We will take now the special hospitals in detail.
Cancer Hospitals.—The justification for efficient cancer hospitals must be found in the circumstance that most scientific men of experience believe that, if adequate resources were placed at the disposal of the medical profession, the origin of cancer might be discovered, and so the human race would be freed from one of the most awful diseases which affect humanity. Pending such a discovery the experience of the cancer department connected with the Middlesex Hospital in London proves to demonstration that the provision of adequate and special accommodation for the exclusive treatment of cases of cancer is not only desirable but necessary on humanitarian grounds alone.
Hospitals for Consumption.—For many years it was held that this group of hospitals was not a necessity, and the patients were treated in the ordinary medical wards of the general hospitals. Since the contagious character of tuberculosis became known, and improved methods of treatment have been developed, every one agrees that this type of special hospital is desirable, though it is believed by the more advanced school of scientists that before long it may be happily rendered obsolete owing to the discovery of methods of treatment which will stay the disease at its commencement and restore the patient to health.
Children’s Hospitals.—These hospitals were very much opposed at the outset.
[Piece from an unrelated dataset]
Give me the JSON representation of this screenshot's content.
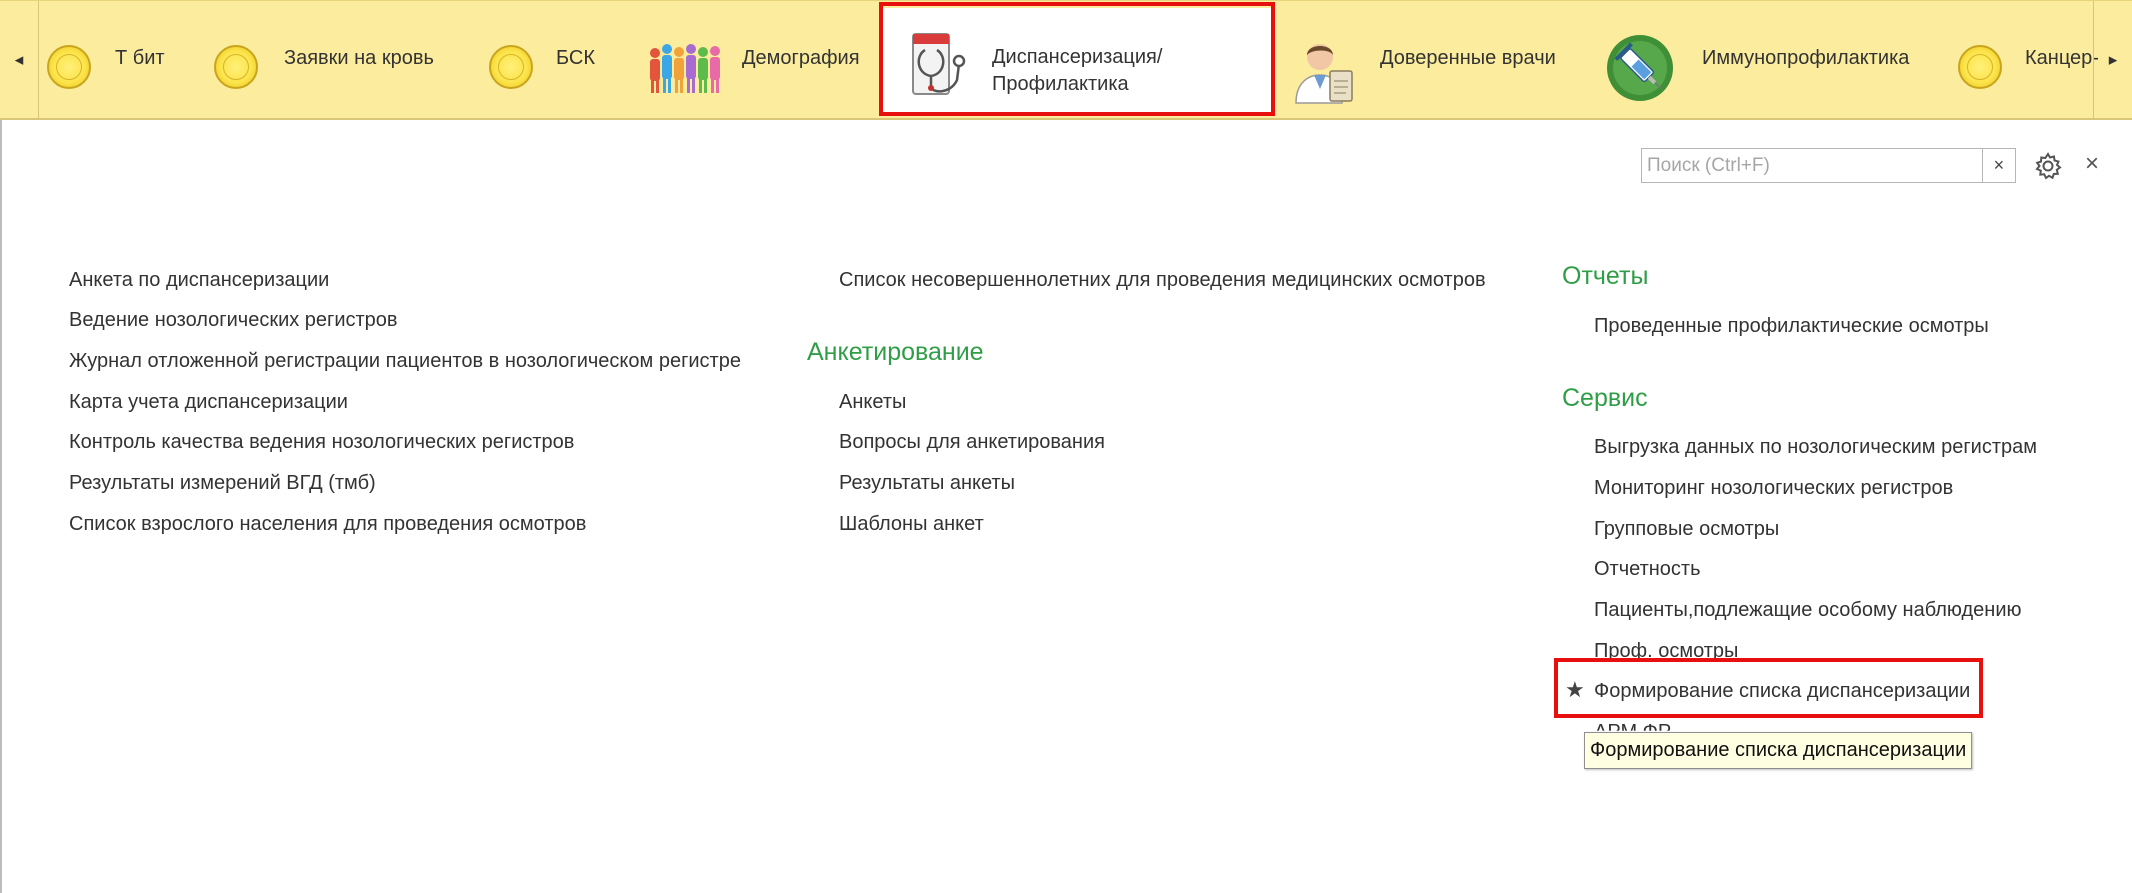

There can be no doubt that the children’s ward or wards in a big voluntary hospital is a most valuable asset to the managers, so long as the children are treated in separate wards. There is no reason of course why a hospital should confine its work to the treatment of children, exclusively. Still this special hospital is popular with the public; it has led to many discoveries and developments in the treatment of children’s diseases; on the whole the administration of these establishments has been good; and we believe they will continue to flourish, however many children’s wards may be provided in general hospitals. Children’s hospitals with country branches for the treatment of chronic ailments, such as hip disease, are a valuable addition to the relief of suffering in cities.